Bloomberg's Data Science Platform was established to support development efforts around data-driven science, machine learning, and business analytics on Bloomberg's many datasets.
The platform was developed to provide a standard set of tooling for the Model Development Life Cycle (MDLC) which includes tools for the early stages of development and data exploration, to experimentation and large scale training, all the way to live inference. Through access to scalable compute and specialized hardware, Data Science Platform users have access to ML training jobs and Inference Services, Analytics and ETL using Spark, and data exploration with Jupyter. The platform is built on Kubernetes, leveraging containerization, container orchestration and a cloud architecture using 100% open source foundations.
What We do:
Model Prediction, or Inference, is the last critical step in the MDLC, when business value of model-driven applications can be realized. Our Inference solution is powered by the open source project KServe, a highly scalable and standards based model inference platform for trusted AI.
Delivering performance to latency-sensitive, throughput-heavy, model-driven applications, means making the right choices from hardware to Ingress.
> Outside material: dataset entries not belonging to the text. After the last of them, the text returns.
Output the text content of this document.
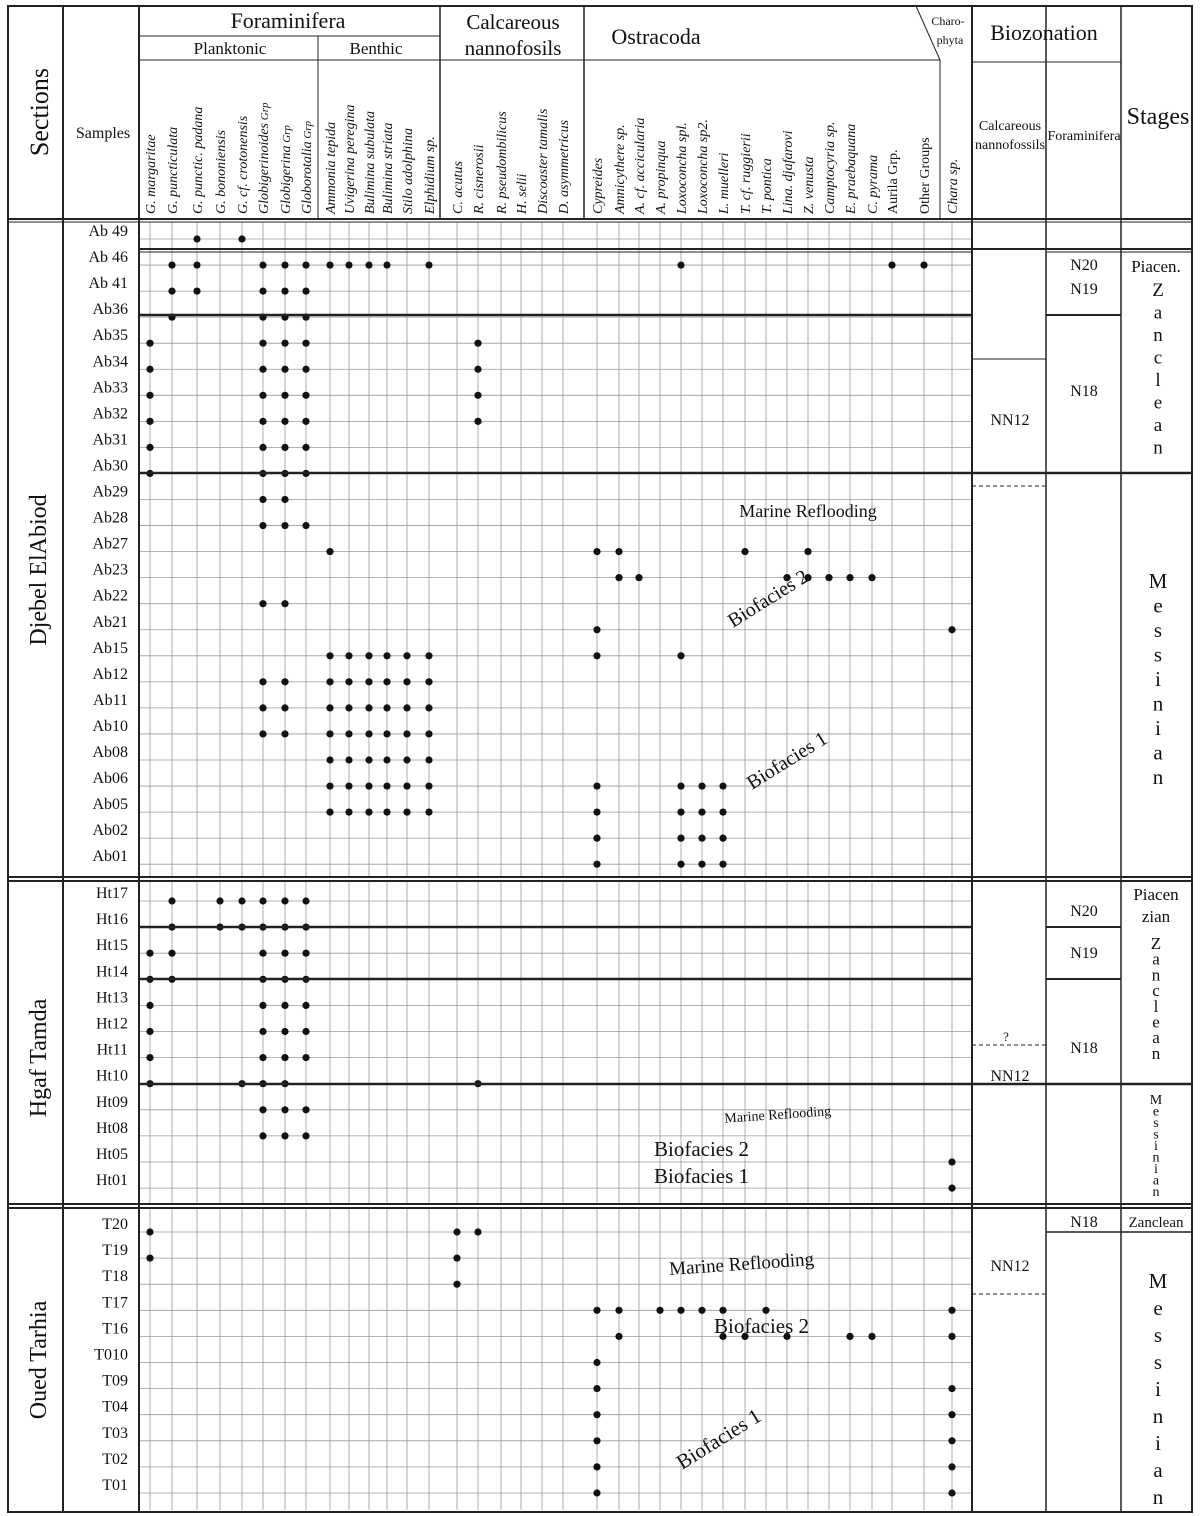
Sections Samples
Foraminifera
Planktonic	Benthic
Calcareous
nannofosils Ostracoda
Charo-
phyta Biozonation
Calcareous
nannofossils
Foraminifera
Stages
G. margaritae G. puncticulata G. punctic. padana G. bononiensis G. cf. crotonensis Globigerinoides Grp
Globigerina Grp
Globorotalia Grp Ammonia tepida Uvigerina peregina Bulimina subulata Bulimina striata Stilo adolphina Elphidium sp. C. acutus R. cisnerosii R. pseudombilicus H. selii Discoaster tamalis D. asymmetricus Cypreides Amnicythere sp. A. cf. accicularia A. propinqua Loxoconcha spl. Loxoconcha sp2. L. muelleri T. cf. ruggierii T. pontica Lina. djafarovi Z. venusta Camptocyria sp. E. praebaquana C. pyrama Aurila Grp. Other Groups Chara sp.
Djebel ElAbiod
Ab 49
Ab 46
Ab 41
Ab36
Ab35
Ab34
Ab33
Ab32
Ab31
Ab30
Ab29
Ab28
Ab27
Ab23
Ab22
Ab21
Ab15
Ab12
Ab11
Ab10
Ab08
Ab06
Ab05
Ab02
Ab01
Hgaf Tamda
Ht17
Ht16
Ht15
Ht14
Ht13
Ht12
Ht11
Ht10
Ht09
Ht08
Ht05
Ht01
Oued Tarhia
T20
T19
T18
T17
T16
T010
T09
T04
T03
T02
T01
N20
N19
N18
NN12
Piacen.
N20
N19
N18
NN12
?
Piacen
zian
N18
NN12
Zanclean
Z a n c l e a n
M e s s i n i a n
Z a n c l e a n
M e s s i n i a n
M e s s i n i a n
Marine Reflooding
Biofacies 2
Biofacies 1
Marine Reflooding
Biofacies 2
Biofacies 1
Marine Reflooding
Biofacies 2
Biofacies 1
As a member of the Data Science Platform's Infrastructure team with a focus on the Serverless Components, you'll have the opportunity to work on open source serverless technologies underlying KServe, such as Knative and Istio, as well as looking at the latest hardware available on the market to service hundreds to thousands of models in a scalable way.
As the founding members of KServe, we regularly upstream features we develop, present at conferences and collaborate with our peers in the industry, and are in tune with the surrounding Kubernetes community. Open source is at the heart of our team. It's not just something we do in our free time, it is how we work.
We'll trust you to:
- Innovate and design solutions that keep in mind strict production SLA: low latency/high throughput, multi-tenancy, high availability, reliability across clusters/data centers, etc.
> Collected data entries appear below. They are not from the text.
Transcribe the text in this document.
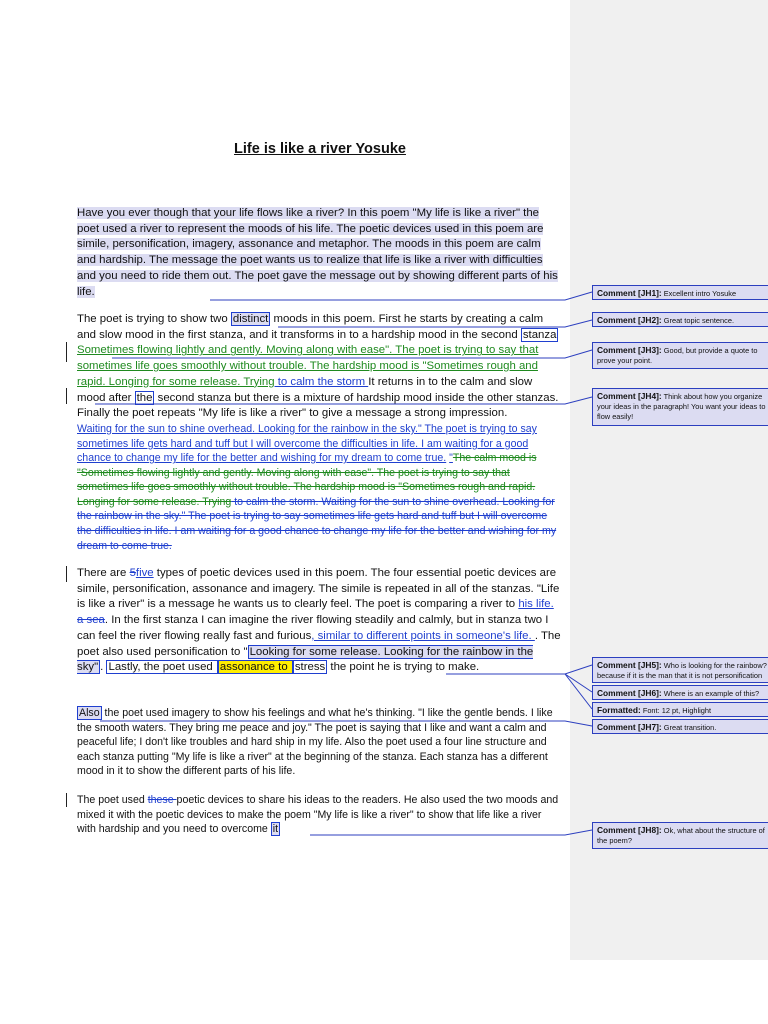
Life is like a river Yosuke

Have you ever though that your life flows like a river? In this poem "My life is like a river" the poet used a river to represent the moods of his life. The poetic devices used in this poem are simile, personification, imagery, assonance and metaphor. The moods in this poem are calm and hardship. The message the poet wants us to realize that life is like a river with difficulties and you need to ride them out. The poet gave the message out by showing different parts of his life.

The poet is trying to show two distinct moods in this poem. First he starts by creating a calm and slow mood in the first stanza, and it transforms in to a hardship mood in the second stanza Sometimes flowing lightly and gently. Moving along with ease". The poet is trying to say that sometimes life goes smoothly without trouble. The hardship mood is "Sometimes rough and rapid. Longing for some release. Trying to calm the storm It returns in to the calm and slow mood after the second stanza but there is a mixture of hardship mood inside the other stanzas. Finally the poet repeats "My life is like a river" to give a message a strong impression.

Waiting for the sun to shine overhead. Looking for the rainbow in the sky." The poet is trying to say sometimes life gets hard and tuff but I will overcome the difficulties in life. I am waiting for a good chance to change my life for the better and wishing for my dream to come true. "The calm mood is "Sometimes flowing lightly and gently. Moving along with ease". The poet is trying to say that sometimes life goes smoothly without trouble. The hardship mood is "Sometimes rough and rapid. Longing for some release. Trying to calm the storm. Waiting for the sun to shine overhead. Looking for the rainbow in the sky." The poet is trying to say sometimes life gets hard and tuff but I will overcome the difficulties in life. I am waiting for a good chance to change my life for the better and wishing for my dream to come true.

There are 5five types of poetic devices used in this poem. The four essential poetic devices are simile, personification, assonance and imagery. The simile is repeated in all of the stanzas. "Life is like a river" is a message he wants us to clearly feel. The poet is comparing a river to his life. a sea. In the first stanza I can imagine the river flowing steadily and calmly, but in stanza two I can feel the river flowing really fast and furious, similar to different points in someone's life. . The poet also used personification to " Looking for some release. Looking for the rainbow in the sky" . Lastly, the poet used assonance to stress the point he is trying to make.

Also the poet used imagery to show his feelings and what he's thinking. "I like the gentle bends. I like the smooth waters. They bring me peace and joy." The poet is saying that I like and want a calm and peaceful life; I don't like troubles and hard ship in my life. Also the poet used a four line structure and each stanza putting "My life is like a river" at the beginning of the stanza. Each stanza has a different mood in it to show the different parts of his life.

The poet used these poetic devices to share his ideas to the readers. He also used the two moods and mixed it with the poetic devices to make the poem "My life is like a river" to show that life like a river with hardship and you need to overcome it

Comment [JH1]: Excellent intro Yosuke
Comment [JH2]: Great topic sentence.
Comment [JH3]: Good, but provide a quote to prove your point.
Comment [JH4]: Think about how you organize your ideas in the paragraph! You want your ideas to flow easily!
Comment [JH5]: Who is looking for the rainbow? because if it is the man that it is not personification
Comment [JH6]: Where is an example of this?
Formatted: Font: 12 pt, Highlight
Comment [JH7]: Great transition.
Comment [JH8]: Ok, what about the structure of the poem?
- Interact with ML experts to understand workflows, pinpoint and resolve inefficiencies, and inform the next set of features for the platform.
- Collaborating with open-source communities and internal platform teams to build cohesive model deployment experience.
- Automate operations and improve observability of the platform by integrating with systems for metrics and distributed tracing.
- Troubleshoot and optimize ML model inference performance.
- Build tools enabling other engineers a way to debug and understand performance of complicated systems.
What we are looking for:
- Have a passion for providing reliable and scalable ML infrastructure
- Experience designing and implementing low-latency, high-scalability systems
- Experience working in a multi-tenancy and multi-cluster environment
- Experience with ML infrastructure open source project such as Kubeflow, KServe, MLFlow, Feast
- Experience with distributed systems eg. Kubernetes, Kafka, Zookeeper/Etcd, Spark
- Experience with debugging performance issues with distributed tracing and benchmark tools
- Proficiency in two or more languages (Go, Python, C++, or JavaScript) and willingness to learn new technologies as needed
- At least 2 years of experience as a software engineer
We'd love to see:
- Experience with serverless framework or infrastructure, such as Knative, AWS Lambda, Google CloudRun.
- Experience working with Service Mesh, authentication & authorization systems like Spire/Spiffe.
- Experience working with GPU compute software and hardware
- Ability to identify and perform OS and hardware-level optimizations
- Open source involvement such as a well-curated blog, accepted contribution, or community presence
- Experience with cloud providers such as AWS, GCP or Azure
- Experience with configuration management systems (Chef, Puppet, Ansible, or Salt)
- Experience with continuous integration tools and technologies (Jenkins, Git, Chat-ops)
- Passion for education e.g providing workshops for tenants
- Machine Learning the Kubernetes Way - https://www.youtube.com/watch?v=ncED2EMcxZ8
- ML at Bloomberg - https://on-demand-gtc.gputechconf.com/gtcnew/sessionview.php?sessionName=s9810-machine+learning+%40+bloomberg%3a+building+on+kubernetes
- Inference with KServe(Formally KFServing) - https://www.youtube.com/watch?v=saMkA4fIOH8
- Exploring model serving with KServe - https://www.youtube.com/watch?v=FX6naJLaq2Y
- The journey to build Bloomberg ML Inference platform- https://www.bloomberg.com/company/stories/the-journey-to-build-bloombergs-ml-inference-platform-using-kserve-formerly-kfserving/
We are an equal opportunity employer and value diversity at our company. We do not discriminate on the basis of race, religion, color, national origin, gender, sexual orientation, age, marital status, veteran status, or disability status.